Assuming
@ClassG33 is in the US and not Europe, that does not support the idea it's 60Hz hum. However, this is one of the weirdest things I've heard of. It is not an ordinary occurrence, with ordinary answers! So we should keep open minds and not jump to conclusions.
I suggested the radiated energy may be at a much higher frequency than we hear, and the audible tone is a demodulation of the high frequency carrier wave, like an AM radio. So let's explore that hypothesis a bit.
We have transfer of energy over a distance of several feet, enough to make an audible sound in the speakers. It is hard to transfer energy at 60 Hz magnetically. 60Hz transformers need steel or iron cores to give them the large magnetizing inductance they need to transfer power at 60Hz. Air core transformers are very inefficient at 60 Hz. And the buzzing speakers are separated from the amp by feet of air.
Wireless charging can be performed over an air gap. To address the inductance problem, the frequencies are much higher - on the order of 100's of kHz. At these frequencies the required inductance is much lower and air core transformers can be used. Typically these are formed into resonating tank circuits with a capacitor. So it seems possible that the energy is being transferred from the amp to the speakers by a high frequency EM field rather than a low frequency one, as appreciable energy can be transferred through relatively small inductors, such as those in the LC networks of a speaker crossover.

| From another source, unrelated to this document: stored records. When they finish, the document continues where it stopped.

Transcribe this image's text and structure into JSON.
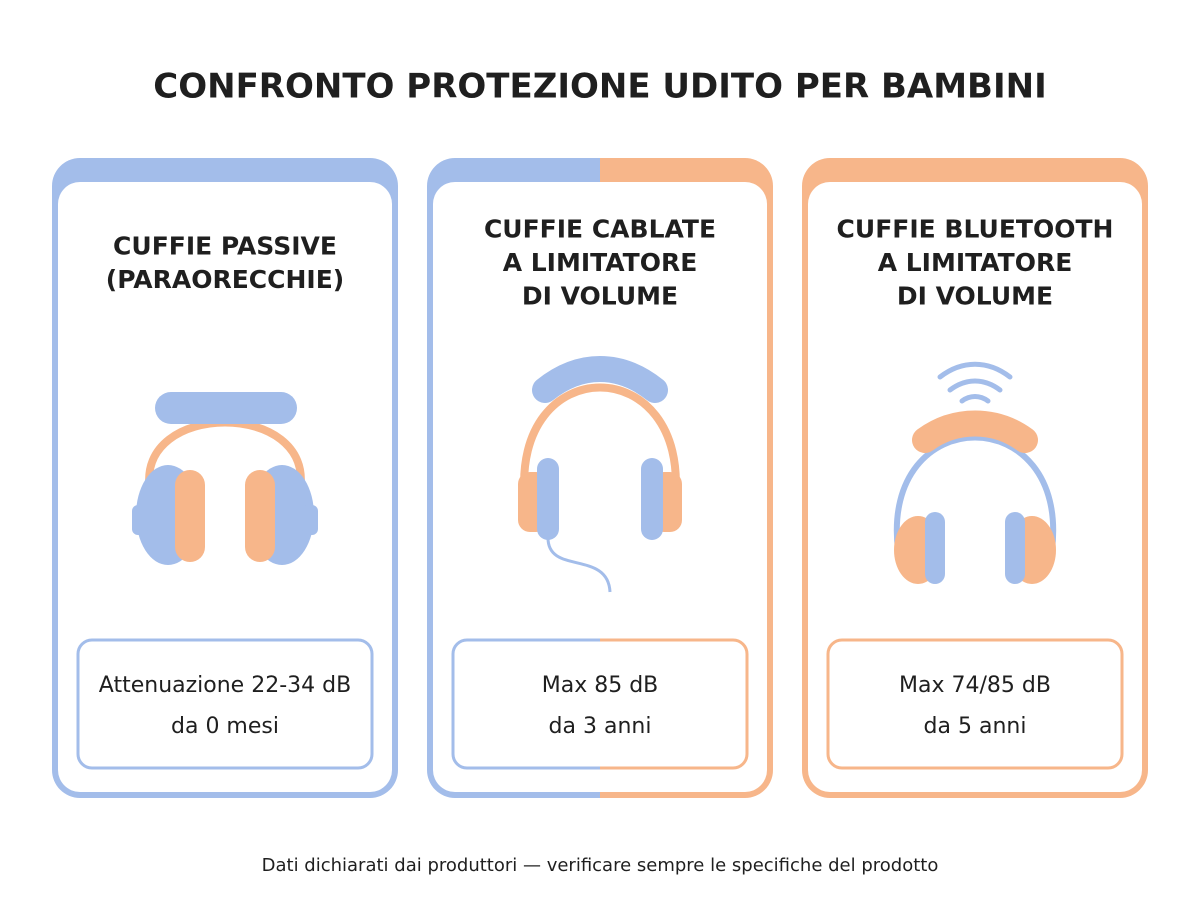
{
  "title": "CONFRONTO PROTEZIONE UDITO PER BAMBINI",
  "cards": [
    {
      "title": [
        "CUFFIE PASSIVE",
        "(PARAORECCHIE)"
      ],
      "details": [
        "Attenuazione 22-34 dB",
        "da 0 mesi"
      ]
    },
    {
      "title": [
        "CUFFIE CABLATE",
        "A LIMITATORE",
        "DI VOLUME"
      ],
      "details": [
        "Max 85 dB",
        "da 3 anni"
      ]
    },
    {
      "title": [
        "CUFFIE BLUETOOTH",
        "A LIMITATORE",
        "DI VOLUME"
      ],
      "details": [
        "Max 74/85 dB",
        "da 5 anni"
      ]
    }
  ],
  "footer": "Dati dichiarati dai produttori — verificare sempre le specifiche del prodotto"
}
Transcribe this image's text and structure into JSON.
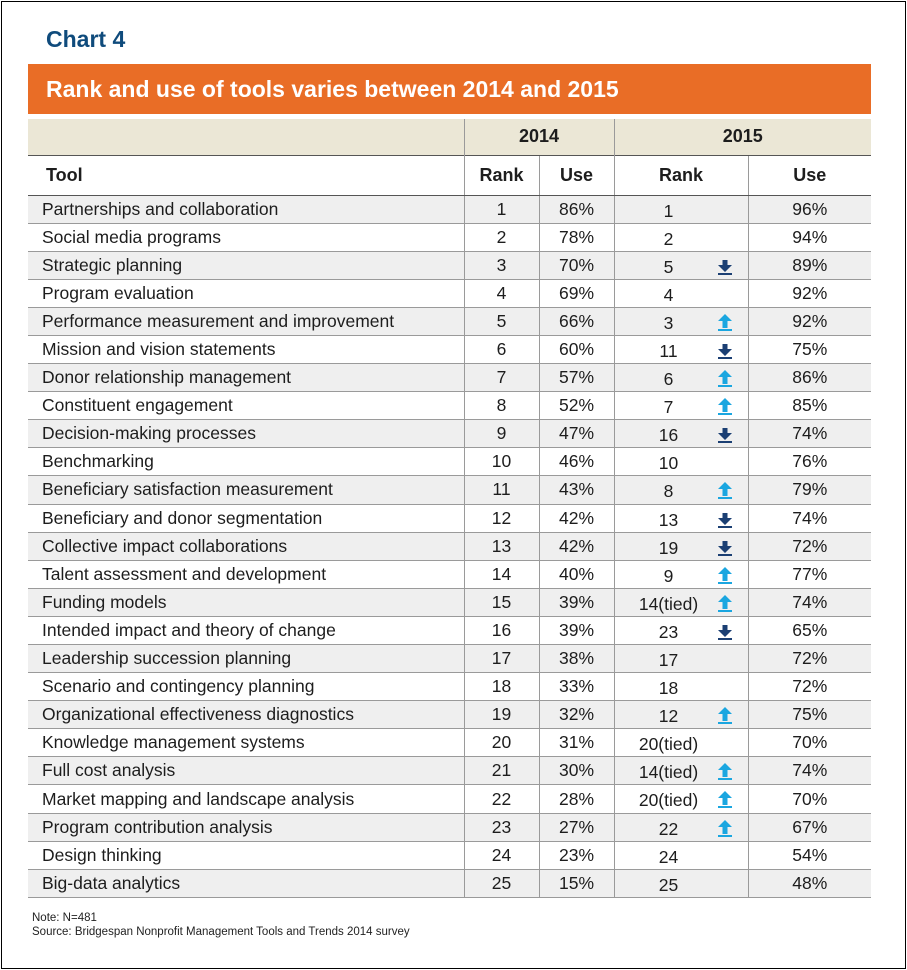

An amp can generate high frequencies if it is oscillating. The joke in Analog Design 101 classes is that if you want to design an amplifier you get an oscillator; if you want to design an oscillator you get an amplifier. High gain amplifiers will oscillate without careful control of the phase and gain in the feedback loop. Certain defects can cause a loss of feedback control, resulting in oscillation. For example, many amps rely on a single capacitor to establish the "dominant pole", which attenuates the gain with increasing frequency, so the amp runs out of gain before it reaches a frequency that it becomes unstable. A bad solder joint on that capacitor and the amp can oscillate. Oscillation can be expected to occur around the unity gain frequency (the frequency where the amp gain = 1), which is often in the 100kHz range or higher for high performing amplifiers. So there is the theoretical possibility that the amp is oscillating and transmitting RF power in the longwave or maybe even AM band.
How can that produce sound in the speakers? The coils in the speaker, both the inductors in the crossover and the voicecoils, can convert the alternating magnetic field into AC current. There are several current loops internal to a multi-driver speaker with crossovers that the current can flow through, through voicecoils, inductors, and capacitors. So no Kelvin's laws need be violated in the production of the buzz.
To produce an audio frequency from a carrier, a demodulating mechanism is required. But there are several 2nd order distortion mechanisms in speakers - and those involving eddy currents are likely to be very strong at high frequencies. Second order nonlinearities can demodulate the carrier.
Last for the source of the 50Hz, or 60Hz, or whatever frequencies show up in the spectrum. If the oscillator were producing a steady sine wave, there would be no sound in the speaker, even if the HF was received, converted to current, and demodulated. But unintended oscillations can be messy. They can pulse on and off, as the large amplitude signals shift the bias points, which change gain and capacitance in the devices. They can oscillate chaotically, which will produce a broad spectrum of frequencies. They can oscillate at some mix of frequencies, with intermodulation components.
So maybe there is a mechanism to produce sound in a disconnected speaker at a distance from a high power oscillation. A lot of things would have to happen for this to occur, and it is not a likely scenario. But
@ClassG33 has speakers buzzing with no electrical connections! Something very unlikely has already happened here, so anything goes.
How to test this hypothesis? Easy if
@ClassG33 had an oscilloscope, which I presume he does not. Do you have a portable AM radio,
@ClassG33 ? If so, does it exhibit any strange behavior around the haunted amp? Try sweeping the dial and see if it picks up any static or buzzing.